A common quip when deniers go into denial mode on climate change is that the climate has changed massively in the past. It's natural! Search around and it's not hard to come across this week,
like any other:
Paraphrasing Rand Paul 23 April 2014 -- The Earth is 4.54 billion years old, anybody who's ever studied any geology knows that over periods of time, long periods of time, that the climate changes. I'm not sure anyone exactly knows why ... but we have twenty-thousand year cycles ... it has been much warmer than it is today. We have data for 100 years, tell me what 100 years of data is in an Earth that is 4.6 billion years old?
Sen. Paul occasionally fights the GOP headwind by pointing out inconvenient facts, and credit is due for getting the Earth's age spot on. So let's put this dismissive climate tactic in terms a tea party MD might appreciate: disease has been with us for millennia. So how does a friendly neighborhood leper or your kid getting chewed on by a rabid skunk—or weaponized Anthrax—really matter in the great scheme of things? Medical science has only been around for a little while and this stuff has been happening for thousands of years. It'll all work itself out
naturally.
- City busting bolides impact our planet once or twice a year on average, but so far population centers have been lucky. Oh, and the seer, Pat Robertson, predicted this all along!

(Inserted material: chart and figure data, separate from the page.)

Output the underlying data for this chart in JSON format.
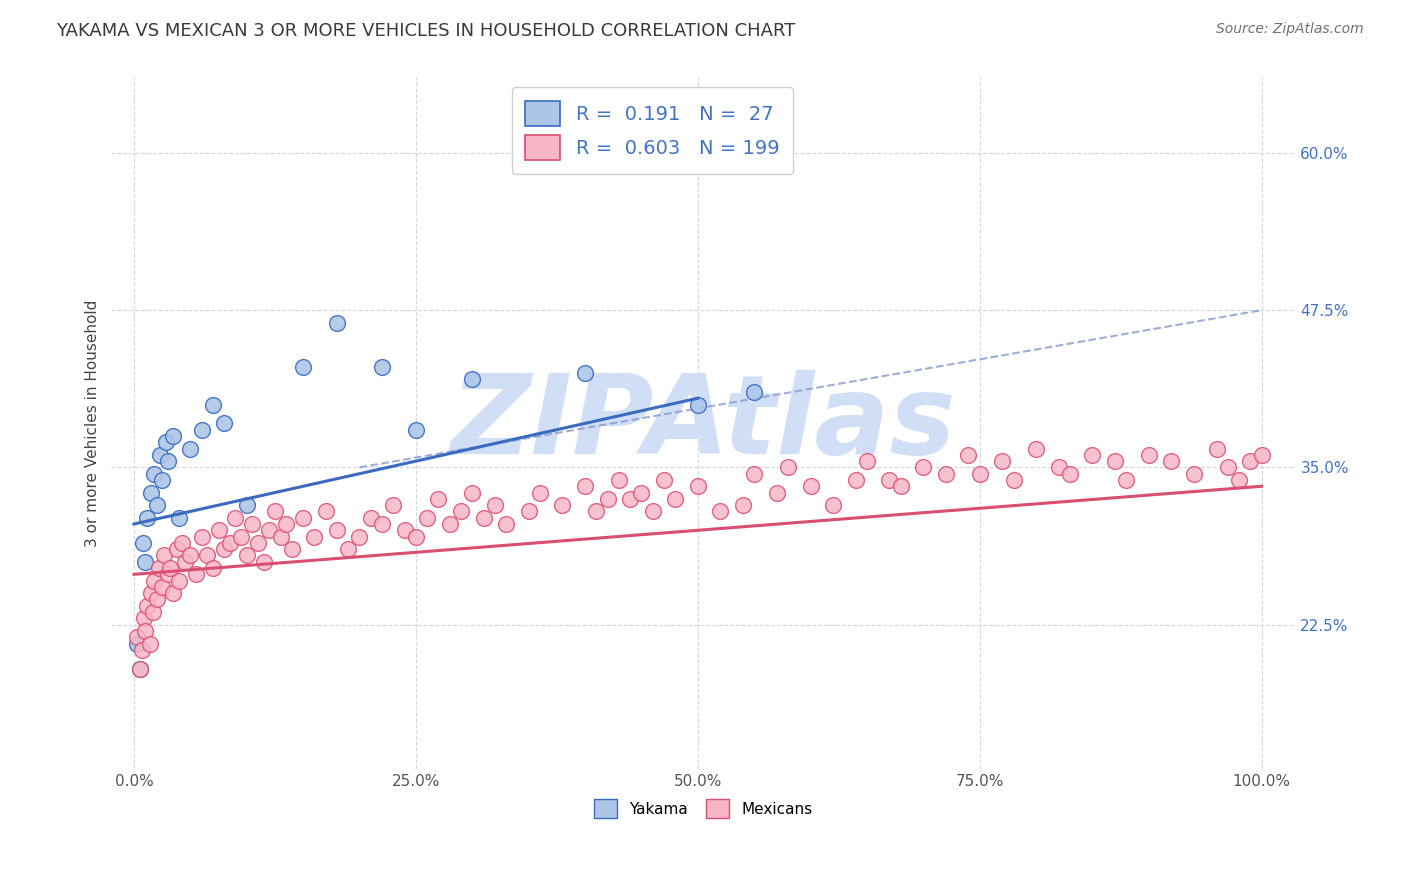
{
  "title": "YAKAMA VS MEXICAN 3 OR MORE VEHICLES IN HOUSEHOLD CORRELATION CHART",
  "source_text": "Source: ZipAtlas.com",
  "ylabel": "3 or more Vehicles in Household",
  "xlabel": "",
  "xlim": [
    -2.0,
    103.0
  ],
  "ylim": [
    11.0,
    66.0
  ],
  "yticks": [
    22.5,
    35.0,
    47.5,
    60.0
  ],
  "xticks": [
    0.0,
    25.0,
    50.0,
    75.0,
    100.0
  ],
  "yakama_R": 0.191,
  "yakama_N": 27,
  "mexican_R": 0.603,
  "mexican_N": 199,
  "yakama_color": "#adc6e8",
  "mexican_color": "#f7b6c8",
  "yakama_line_color": "#3a6bbf",
  "mexican_line_color": "#d94f72",
  "dashed_line_color": "#8899cc",
  "title_color": "#3a3a3a",
  "source_color": "#707070",
  "legend_text_color": "#4472c4",
  "watermark": "ZIPAtlas",
  "watermark_color": "#d0dff5",
  "background_color": "#ffffff",
  "grid_color": "#c8d4e8",
  "yakama_scatter_x": [
    0.3,
    0.5,
    0.8,
    1.0,
    1.2,
    1.5,
    1.8,
    2.0,
    2.3,
    2.5,
    2.8,
    3.0,
    3.5,
    4.0,
    5.0,
    6.0,
    7.0,
    8.0,
    10.0,
    15.0,
    18.0,
    22.0,
    25.0,
    30.0,
    40.0,
    50.0,
    55.0
  ],
  "yakama_scatter_y": [
    21.0,
    19.0,
    29.0,
    27.5,
    31.0,
    33.0,
    34.5,
    32.0,
    36.0,
    34.0,
    37.0,
    35.5,
    37.5,
    31.0,
    36.5,
    38.0,
    40.0,
    38.5,
    32.0,
    43.0,
    46.5,
    43.0,
    38.0,
    42.0,
    42.5,
    40.0,
    41.0
  ],
  "yakama_line_x0": 0.0,
  "yakama_line_y0": 30.5,
  "yakama_line_x1": 50.0,
  "yakama_line_y1": 40.5,
  "dashed_line_x0": 20.0,
  "dashed_line_y0": 35.0,
  "dashed_line_x1": 100.0,
  "dashed_line_y1": 47.5,
  "mexican_line_x0": 0.0,
  "mexican_line_y0": 26.5,
  "mexican_line_x1": 100.0,
  "mexican_line_y1": 33.5,
  "mexican_scatter_x": [
    0.3,
    0.5,
    0.7,
    0.9,
    1.0,
    1.2,
    1.4,
    1.5,
    1.7,
    1.8,
    2.0,
    2.2,
    2.5,
    2.7,
    3.0,
    3.2,
    3.5,
    3.8,
    4.0,
    4.3,
    4.5,
    5.0,
    5.5,
    6.0,
    6.5,
    7.0,
    7.5,
    8.0,
    8.5,
    9.0,
    9.5,
    10.0,
    10.5,
    11.0,
    11.5,
    12.0,
    12.5,
    13.0,
    13.5,
    14.0,
    15.0,
    16.0,
    17.0,
    18.0,
    19.0,
    20.0,
    21.0,
    22.0,
    23.0,
    24.0,
    25.0,
    26.0,
    27.0,
    28.0,
    29.0,
    30.0,
    31.0,
    32.0,
    33.0,
    35.0,
    36.0,
    38.0,
    40.0,
    41.0,
    42.0,
    43.0,
    44.0,
    45.0,
    46.0,
    47.0,
    48.0,
    50.0,
    52.0,
    54.0,
    55.0,
    57.0,
    58.0,
    60.0,
    62.0,
    64.0,
    65.0,
    67.0,
    68.0,
    70.0,
    72.0,
    74.0,
    75.0,
    77.0,
    78.0,
    80.0,
    82.0,
    83.0,
    85.0,
    87.0,
    88.0,
    90.0,
    92.0,
    94.0,
    96.0,
    97.0,
    98.0,
    99.0,
    100.0
  ],
  "mexican_scatter_y": [
    21.5,
    19.0,
    20.5,
    23.0,
    22.0,
    24.0,
    21.0,
    25.0,
    23.5,
    26.0,
    24.5,
    27.0,
    25.5,
    28.0,
    26.5,
    27.0,
    25.0,
    28.5,
    26.0,
    29.0,
    27.5,
    28.0,
    26.5,
    29.5,
    28.0,
    27.0,
    30.0,
    28.5,
    29.0,
    31.0,
    29.5,
    28.0,
    30.5,
    29.0,
    27.5,
    30.0,
    31.5,
    29.5,
    30.5,
    28.5,
    31.0,
    29.5,
    31.5,
    30.0,
    28.5,
    29.5,
    31.0,
    30.5,
    32.0,
    30.0,
    29.5,
    31.0,
    32.5,
    30.5,
    31.5,
    33.0,
    31.0,
    32.0,
    30.5,
    31.5,
    33.0,
    32.0,
    33.5,
    31.5,
    32.5,
    34.0,
    32.5,
    33.0,
    31.5,
    34.0,
    32.5,
    33.5,
    31.5,
    32.0,
    34.5,
    33.0,
    35.0,
    33.5,
    32.0,
    34.0,
    35.5,
    34.0,
    33.5,
    35.0,
    34.5,
    36.0,
    34.5,
    35.5,
    34.0,
    36.5,
    35.0,
    34.5,
    36.0,
    35.5,
    34.0,
    36.0,
    35.5,
    34.5,
    36.5,
    35.0,
    34.0,
    35.5,
    36.0
  ]
}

- I don't know much about this topic, but I have come to trust Orac a great deal over the years and based on that track record, whoever has the Clintons' ear, please, PLEASE, pass this on:
The Dunning-Kruger effect and motivated reasoning can indeed affect even people like the Clintons ... Sadly, functional medicine has even found its way into academic — or, as I like to put it these days, quackademic — medicine.
- Solar power may have reached the necessary commercial efficiency point, close enough that the "magic" of the "free market" suddenly needs to be taxed and slapped down, ironically by those who used to demand more market freedom! And here's one possible solution to the remaining storage issues.

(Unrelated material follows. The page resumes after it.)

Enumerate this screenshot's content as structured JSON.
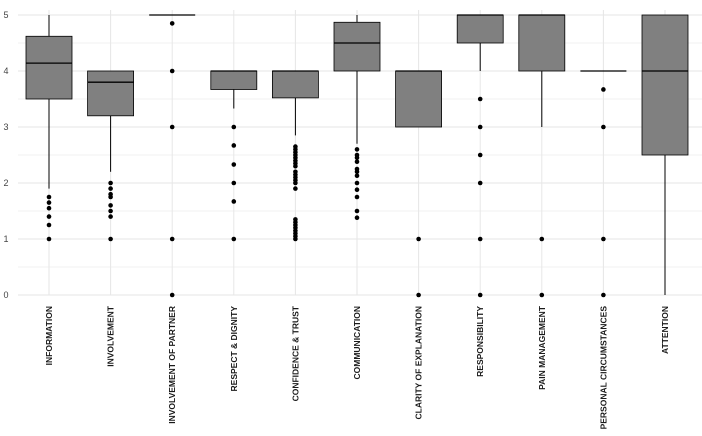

- On a tech note, what John Cole wrote here: how is it that so many high profile news/websites, with presumably healthy budgets, are going from already lousy to utter train-wrecks full of embed glitches, comically bad layouts, unusable search functions, and endless, awful redesigns?

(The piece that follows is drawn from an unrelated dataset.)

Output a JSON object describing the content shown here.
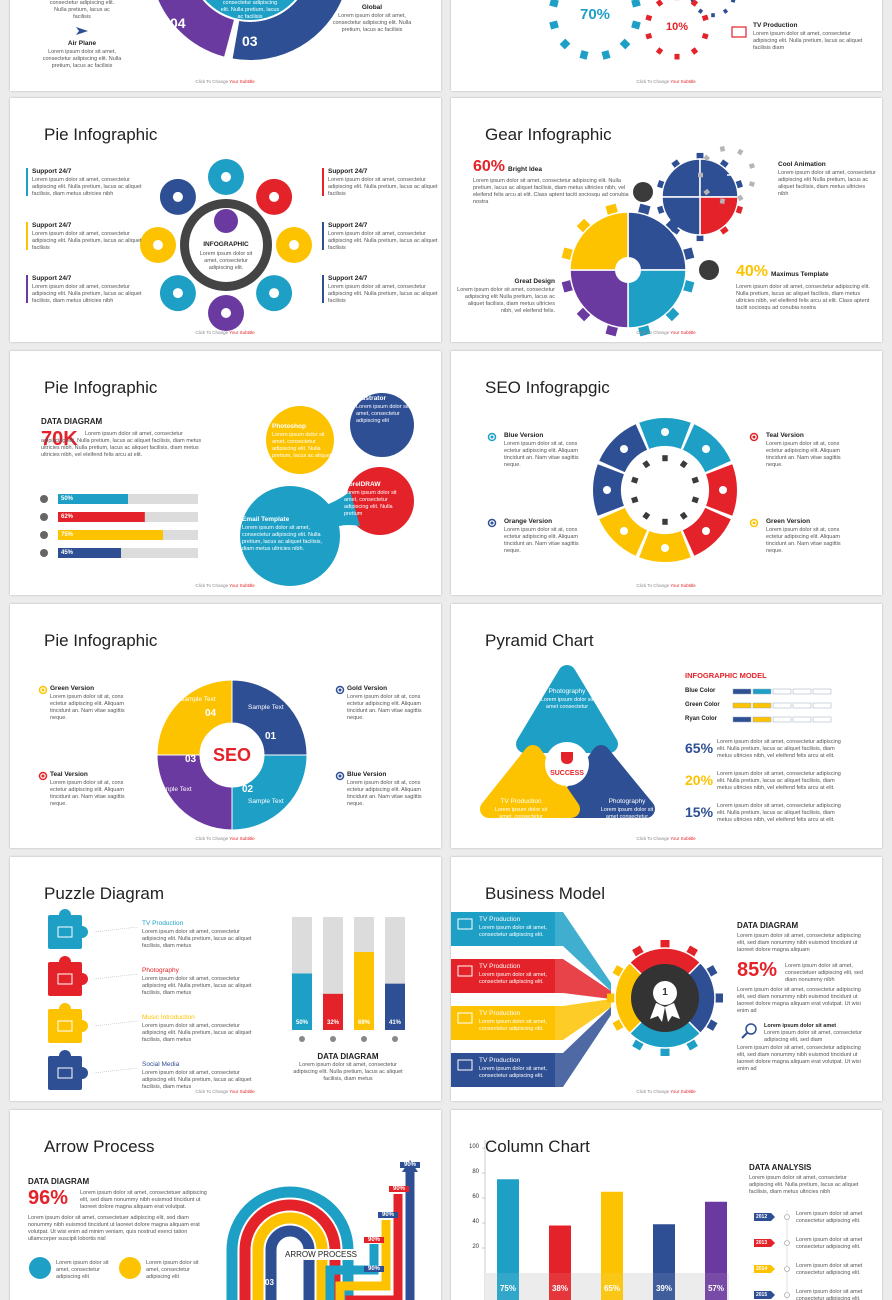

- Newspace is good for America and Americans, plus it is the most viable path to harvesting the off-world resources anytime soon. Or we can keep sending a ton of money to the Bare Chested Manly Man of Moscow:
The U.S. just renewed a contract to send six more U.S. astronauts to and from the space station on a Russian vehicle at the cost of nearly $500 million. And so, while we are sanctioning Russia in all of these other ways, we have also just sent them $500 million.